The Army-McCarthy hearings
In October 1953, McCarthy launched an investigation of the U.S. Army
that would eventually bring him trouble. It began with a probe into the
Army Signal Corps station at Fort Monmouth, New Jersey, where radar
systems and guided missile controls were being developed. McCarthy
claimed that a communist spy ring was in operation there. By this point,
McCarthy and his crusade had aggravated senators and the president.
Many were seeking a way to expose him as a sensationalist and a liar to
the public.
From April to June 1954, the Senate’s “Army-McCarthy hearings”
were held to investigate charges against the public and countercharges
against McCarthy by the government. At President Eisenhower’s request,
the hearings were conducted before a television audience. Twenty million
viewers—two-thirds of American televisions—watched the spectacle.
McCarthy spent the hearings bullying and badgering witnesses, interrupting, making vicious personal attacks, and making long, ranting
speeches. At last, McCarthy’s bad temper and irrational behavior were
fully exposed to a disgusted nation. He promptly fell from favor.
On September 15, 1954, a Senate committee recommended that
McCarthy be censured (officially reprimanded) for showing contempt to
and insulting members of the Senate. Three and a half months later, the
Senate approved a resolution of censure by a vote of 67–22. McCarthy
continued to serve as a senator but had lost his power. In his last years,
he was often absent from Senate sessions.
McCarthy was out of the spotlight, but the Cold War and the Red
scare were not over. In 1954, Congress passed the Communist Control
Act. The act, designed to outlaw the American Communist Party, went
far beyond anything McCarthy had ever proposed. The Eisenhower
administration had already begun to steal McCarthy’s thunder in conducting witch -hunts of a political nature. Thousands of Americans
were accused of being communists, resulting in ruined lives and careers.

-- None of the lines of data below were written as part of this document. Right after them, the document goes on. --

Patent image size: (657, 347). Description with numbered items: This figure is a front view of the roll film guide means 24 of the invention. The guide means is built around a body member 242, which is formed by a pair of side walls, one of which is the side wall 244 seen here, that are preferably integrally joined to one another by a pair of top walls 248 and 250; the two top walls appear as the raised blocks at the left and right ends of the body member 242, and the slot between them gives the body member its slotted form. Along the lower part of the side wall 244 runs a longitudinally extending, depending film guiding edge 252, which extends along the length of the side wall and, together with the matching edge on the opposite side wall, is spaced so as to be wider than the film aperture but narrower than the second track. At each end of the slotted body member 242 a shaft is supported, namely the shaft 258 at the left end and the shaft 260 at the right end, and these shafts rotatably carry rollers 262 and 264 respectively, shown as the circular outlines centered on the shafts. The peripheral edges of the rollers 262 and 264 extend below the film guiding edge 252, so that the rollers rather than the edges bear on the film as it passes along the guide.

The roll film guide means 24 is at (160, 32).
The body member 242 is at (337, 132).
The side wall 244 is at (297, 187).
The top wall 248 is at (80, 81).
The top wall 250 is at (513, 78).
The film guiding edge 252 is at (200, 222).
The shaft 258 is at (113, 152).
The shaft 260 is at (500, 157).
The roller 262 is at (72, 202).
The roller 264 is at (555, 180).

Civil liberties, such as free speech and freedom to assemble, that were
protected under the U.S. Constitution could no longer be taken for
granted. Even after McCarthy had stopped taking part in the process,
the rampant anti-communist suspicions came to be called
Meanwhile, McCarthy’s health was declining. A heavy drinker, he
ignored his doctor’s orders to stop drinking and died of a liver infection in 1957.